Ya, Andreessen percaya bahwa “konsensus membunuh keputusan hebat.”
Bagi Andreessen, manajemen adalah seni melepas. Rekrut orang lebih baik dari dirimu, lalu beri mereka kebebasan. Jangan biarkan ide bagus mati karena harus menunggu rapat. Jika setiap keputusan harus minta izin atasan, itu tanda kegagalan. Prinsip ini membuat a16z bukan sekadar firma modal, tapi sebuah “mesin inovasi” dengan tentakel di banyak industri.
VC a16z berinvestasi besar pada kuda-kuda hitam: Airbnb, Twitter, Oculus, GitHub, dan ratusan startup lain.
Ironi termanis datang ketika Microsoft mengakuisisi salah satu portofolio mereka itu, GitHub, seharga US$7,5 miliar. Investasi a16z sebesar US$100 juta menghasilkan keuntungan lebih dari US$1 miliar dari kesepakatan itu.
Perusahaan yang dulu pernah menghancurkannya kini menulis cek bernilai miliaran dolar untuk perusahaannya. Balas dendam terbaik bukanlah amarah, melainkan kesuksesan yang memekakkan telinga.
Andreessen menulis ulang aturan venture capital. Dari sekadar investor, a16z jadi mesin pendukung ekosistem startup.
Mengapa Nama Andreessen Jarang Disebut?
Sekarang, di era AI dan kripto, Andreessen masih lantang bicara. Mendukung inovasi, menyerang regulasi berlebihan, memprovokasi status quo.

Tapi, mengapa jarang ada yang membicarakan Marc Andreessen?
Mungkin karena pengaruhnya terlalu mendasar, seperti udara atau air. Ia adalah arsitek infrastruktur. Kita mengagumi gedung-gedung indah yang berdiri di atasnya, tapi kita jarang memikirkan fondasi yang tersembunyi di bawah tanah.
Dari jendela Netscape yang pertama kali ia buka untuk dunia, hingga perusahaan-perusahaan masa depan yang ia danai hari ini, kita semua hidup di dalam bangunan yang ia rancang.

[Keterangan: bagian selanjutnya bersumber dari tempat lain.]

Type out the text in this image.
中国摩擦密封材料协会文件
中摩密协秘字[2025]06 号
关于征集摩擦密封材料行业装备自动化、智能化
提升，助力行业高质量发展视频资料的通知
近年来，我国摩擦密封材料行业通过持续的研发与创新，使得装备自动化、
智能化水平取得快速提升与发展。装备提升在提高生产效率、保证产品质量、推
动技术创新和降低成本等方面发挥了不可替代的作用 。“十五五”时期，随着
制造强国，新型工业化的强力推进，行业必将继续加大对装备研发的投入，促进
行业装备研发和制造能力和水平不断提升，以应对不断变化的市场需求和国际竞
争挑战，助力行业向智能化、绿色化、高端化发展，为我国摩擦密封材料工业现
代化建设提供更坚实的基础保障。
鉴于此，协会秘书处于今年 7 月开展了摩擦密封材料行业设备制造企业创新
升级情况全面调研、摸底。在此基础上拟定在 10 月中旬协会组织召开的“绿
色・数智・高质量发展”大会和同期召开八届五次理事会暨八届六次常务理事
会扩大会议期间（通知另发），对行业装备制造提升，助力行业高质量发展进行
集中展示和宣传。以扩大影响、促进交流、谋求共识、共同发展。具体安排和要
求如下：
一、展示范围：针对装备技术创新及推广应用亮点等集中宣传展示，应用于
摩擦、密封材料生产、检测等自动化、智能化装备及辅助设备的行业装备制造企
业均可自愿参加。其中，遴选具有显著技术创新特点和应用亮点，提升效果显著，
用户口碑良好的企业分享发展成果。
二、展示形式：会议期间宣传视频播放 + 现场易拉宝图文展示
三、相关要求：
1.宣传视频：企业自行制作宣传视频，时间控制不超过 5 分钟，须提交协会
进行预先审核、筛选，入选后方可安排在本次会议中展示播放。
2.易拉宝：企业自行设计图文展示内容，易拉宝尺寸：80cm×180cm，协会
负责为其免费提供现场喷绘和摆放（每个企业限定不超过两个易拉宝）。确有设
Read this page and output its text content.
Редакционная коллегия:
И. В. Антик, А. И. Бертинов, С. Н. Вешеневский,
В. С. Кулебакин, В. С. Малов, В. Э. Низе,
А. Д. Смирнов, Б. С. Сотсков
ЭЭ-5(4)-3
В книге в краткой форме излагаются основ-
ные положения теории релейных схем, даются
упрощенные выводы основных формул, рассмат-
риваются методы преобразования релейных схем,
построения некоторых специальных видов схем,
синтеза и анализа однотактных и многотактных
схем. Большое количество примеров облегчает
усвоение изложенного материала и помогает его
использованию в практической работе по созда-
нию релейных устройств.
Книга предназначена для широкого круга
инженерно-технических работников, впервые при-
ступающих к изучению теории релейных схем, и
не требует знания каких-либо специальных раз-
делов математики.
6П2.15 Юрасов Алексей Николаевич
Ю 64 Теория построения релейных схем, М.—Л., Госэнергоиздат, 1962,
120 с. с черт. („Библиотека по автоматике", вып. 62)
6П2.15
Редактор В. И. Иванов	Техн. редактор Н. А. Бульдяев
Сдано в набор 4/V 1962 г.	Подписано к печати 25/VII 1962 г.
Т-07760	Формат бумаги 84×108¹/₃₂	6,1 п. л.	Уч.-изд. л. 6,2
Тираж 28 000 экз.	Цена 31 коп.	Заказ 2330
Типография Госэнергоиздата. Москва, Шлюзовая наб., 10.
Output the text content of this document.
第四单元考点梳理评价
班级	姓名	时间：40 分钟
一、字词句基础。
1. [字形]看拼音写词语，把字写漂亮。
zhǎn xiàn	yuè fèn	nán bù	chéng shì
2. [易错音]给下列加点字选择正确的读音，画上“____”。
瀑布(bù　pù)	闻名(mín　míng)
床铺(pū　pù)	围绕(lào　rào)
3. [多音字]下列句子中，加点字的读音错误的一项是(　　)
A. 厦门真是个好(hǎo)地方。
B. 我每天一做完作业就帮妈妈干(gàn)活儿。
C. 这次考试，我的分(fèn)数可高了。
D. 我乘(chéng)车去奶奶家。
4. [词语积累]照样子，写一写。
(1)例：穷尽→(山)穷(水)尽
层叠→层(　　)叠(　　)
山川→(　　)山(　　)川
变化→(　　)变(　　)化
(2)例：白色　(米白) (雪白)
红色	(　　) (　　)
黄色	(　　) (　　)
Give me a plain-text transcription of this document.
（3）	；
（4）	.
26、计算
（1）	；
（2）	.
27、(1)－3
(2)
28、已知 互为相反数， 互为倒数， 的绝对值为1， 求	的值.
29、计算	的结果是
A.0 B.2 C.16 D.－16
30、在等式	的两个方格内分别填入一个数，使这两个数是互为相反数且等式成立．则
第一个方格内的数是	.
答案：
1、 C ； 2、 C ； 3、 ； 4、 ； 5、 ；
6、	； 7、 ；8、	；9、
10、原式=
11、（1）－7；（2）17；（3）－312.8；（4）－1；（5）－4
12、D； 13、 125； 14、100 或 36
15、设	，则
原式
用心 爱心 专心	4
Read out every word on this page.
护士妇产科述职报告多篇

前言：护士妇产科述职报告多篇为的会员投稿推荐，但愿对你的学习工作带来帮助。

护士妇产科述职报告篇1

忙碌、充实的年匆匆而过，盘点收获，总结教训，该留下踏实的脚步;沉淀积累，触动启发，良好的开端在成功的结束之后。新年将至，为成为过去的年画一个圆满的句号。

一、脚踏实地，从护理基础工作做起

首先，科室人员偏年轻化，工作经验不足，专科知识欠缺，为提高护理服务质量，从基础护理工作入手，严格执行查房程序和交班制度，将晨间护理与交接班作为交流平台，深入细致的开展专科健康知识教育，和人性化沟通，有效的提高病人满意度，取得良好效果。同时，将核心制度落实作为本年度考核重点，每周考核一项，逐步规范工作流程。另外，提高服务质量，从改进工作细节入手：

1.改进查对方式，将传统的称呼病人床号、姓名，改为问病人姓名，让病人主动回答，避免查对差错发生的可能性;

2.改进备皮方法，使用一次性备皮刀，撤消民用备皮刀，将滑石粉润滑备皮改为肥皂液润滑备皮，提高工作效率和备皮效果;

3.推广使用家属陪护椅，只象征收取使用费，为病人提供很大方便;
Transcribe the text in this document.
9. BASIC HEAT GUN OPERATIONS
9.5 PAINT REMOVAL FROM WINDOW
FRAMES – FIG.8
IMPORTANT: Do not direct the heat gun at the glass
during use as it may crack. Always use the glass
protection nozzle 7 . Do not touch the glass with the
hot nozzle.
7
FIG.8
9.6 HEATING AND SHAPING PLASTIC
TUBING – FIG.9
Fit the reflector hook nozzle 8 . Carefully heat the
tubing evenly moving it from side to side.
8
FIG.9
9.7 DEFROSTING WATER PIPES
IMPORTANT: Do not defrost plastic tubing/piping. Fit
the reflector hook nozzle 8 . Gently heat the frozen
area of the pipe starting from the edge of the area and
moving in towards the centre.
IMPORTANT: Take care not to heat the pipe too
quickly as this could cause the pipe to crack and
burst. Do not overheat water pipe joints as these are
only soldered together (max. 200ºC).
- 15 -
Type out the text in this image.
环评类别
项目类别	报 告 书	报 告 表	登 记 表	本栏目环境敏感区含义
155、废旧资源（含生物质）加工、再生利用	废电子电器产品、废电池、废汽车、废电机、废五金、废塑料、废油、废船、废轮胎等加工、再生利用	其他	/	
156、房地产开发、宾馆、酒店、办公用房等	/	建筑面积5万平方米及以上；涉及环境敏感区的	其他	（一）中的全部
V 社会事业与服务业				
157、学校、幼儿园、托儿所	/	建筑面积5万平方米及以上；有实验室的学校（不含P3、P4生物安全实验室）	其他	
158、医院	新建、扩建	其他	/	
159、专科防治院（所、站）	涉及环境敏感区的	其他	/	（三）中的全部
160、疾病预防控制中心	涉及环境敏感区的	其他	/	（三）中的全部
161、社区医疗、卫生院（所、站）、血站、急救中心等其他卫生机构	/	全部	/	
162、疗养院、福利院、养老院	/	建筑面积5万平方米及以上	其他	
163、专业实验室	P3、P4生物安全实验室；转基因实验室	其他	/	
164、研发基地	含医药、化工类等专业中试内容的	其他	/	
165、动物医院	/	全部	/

Kita hanya tidak menyadarinya.
Bagi saya, Marc Andreessen bukan sekadar legenda Silicon Valley. Ia adalah orang yang membuat saya jatuh cinta pada Netscape Gold di tahun 1996. Dari form HTML sederhana, saya melihat masa depan. Dan masa depan itu, sampai hari ini, masih dibentuk oleh jejaknya.
Apakah ia akan dikenang di buku sejarah? Atau ia akan terus jadi bayangan di balik layar? Satu hal pasti: tanpa Marc Andreessen, panggung internet yang kita injak hari ini mungkin tidak pernah ada.